The summit of the machine building was now lower than the roof of my hotel. We skirted around its wide perimeter, but when I glanced back at it I felt a last earth-rocking thud and saw that the flat top of the building was now flush with the street. A cloud of dust, from lava rains that had beat against the roof and turned to ash, billowed up to obscure the spot where it had been.
Ahead of us now, no longer obscured by the skyscraper, lay the Black Cathedral…and Chara was leading me straight toward it.
Behind me there was a shriek like a sea bird. More followed it, blended into it. Another glance behind me revealed the source of the unsettling chorus. A group of ten or more Celestials had emerged from an alley further down this broad street, in which had been laid the track rails that the cathedral used to move about the city. The Celestials had spotted us…
Chara was bolting directly for the stairs that led to the front double doors of the black iron structure, and I didn’t have time or the breath to question this tactic. Shots began to crack behind me. I heard the metallic ring of automatic fire as it ricocheted off the building’s mechanical face.

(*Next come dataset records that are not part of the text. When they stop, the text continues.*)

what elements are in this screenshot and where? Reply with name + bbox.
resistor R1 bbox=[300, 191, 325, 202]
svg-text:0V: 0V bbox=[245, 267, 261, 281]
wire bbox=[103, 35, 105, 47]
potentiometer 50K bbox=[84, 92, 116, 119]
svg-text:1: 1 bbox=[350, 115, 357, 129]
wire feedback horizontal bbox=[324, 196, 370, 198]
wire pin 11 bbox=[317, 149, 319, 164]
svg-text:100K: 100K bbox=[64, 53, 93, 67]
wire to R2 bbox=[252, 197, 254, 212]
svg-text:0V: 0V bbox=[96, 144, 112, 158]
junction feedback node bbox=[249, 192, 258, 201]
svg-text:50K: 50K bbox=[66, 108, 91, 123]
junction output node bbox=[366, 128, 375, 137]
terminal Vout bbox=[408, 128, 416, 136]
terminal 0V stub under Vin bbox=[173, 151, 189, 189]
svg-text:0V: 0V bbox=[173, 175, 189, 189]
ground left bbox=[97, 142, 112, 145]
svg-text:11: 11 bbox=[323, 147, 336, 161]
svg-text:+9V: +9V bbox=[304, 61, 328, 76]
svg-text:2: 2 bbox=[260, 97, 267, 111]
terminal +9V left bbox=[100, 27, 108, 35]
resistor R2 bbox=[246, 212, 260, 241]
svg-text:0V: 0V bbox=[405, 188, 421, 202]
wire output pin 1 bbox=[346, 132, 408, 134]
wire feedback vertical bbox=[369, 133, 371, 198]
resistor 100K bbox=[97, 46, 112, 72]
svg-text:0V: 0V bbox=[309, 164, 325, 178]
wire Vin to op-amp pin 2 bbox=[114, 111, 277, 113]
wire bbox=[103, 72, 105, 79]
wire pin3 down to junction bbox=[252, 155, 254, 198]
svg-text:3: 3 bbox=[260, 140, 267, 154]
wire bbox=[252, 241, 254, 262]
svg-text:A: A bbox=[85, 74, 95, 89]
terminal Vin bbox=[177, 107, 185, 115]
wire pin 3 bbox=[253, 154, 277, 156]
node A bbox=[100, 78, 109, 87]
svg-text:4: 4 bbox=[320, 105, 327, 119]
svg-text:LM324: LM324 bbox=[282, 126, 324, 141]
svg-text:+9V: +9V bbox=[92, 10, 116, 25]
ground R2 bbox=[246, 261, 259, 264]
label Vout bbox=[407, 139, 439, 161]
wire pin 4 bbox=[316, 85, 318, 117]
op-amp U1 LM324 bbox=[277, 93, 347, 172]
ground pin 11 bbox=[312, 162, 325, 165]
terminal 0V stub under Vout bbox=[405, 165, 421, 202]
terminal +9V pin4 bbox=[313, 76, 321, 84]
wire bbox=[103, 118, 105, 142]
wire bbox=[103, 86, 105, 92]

A blow like that from a pickaxe to my shoulder blade launched me forward, squarely onto my face. The bones in my nose exploded. The shotgun went skittering out of my grip and one of the pistols in my waistband was dislodged as well. For a moment I lay dazed, but in the next moment Chara was hauling me to my feet and half dragging me toward the cathedral again. I saw that the double doors had opened, and two Demons were in the threshold, firing back at the approaching band of Celestials to cover us.
The two soldiers parted to let us through, and then they were closing the double doors, bolted them with a ringing clang. I heard more bullets sing against the metal skin of the structure. Frustrated by its armor, no doubt, the Celestials took to firing upon the red stained glass windows. The circular one high above the doors shattered, and we skipped back to avoid the rain of red shards, which turned to crystal grit at our feet.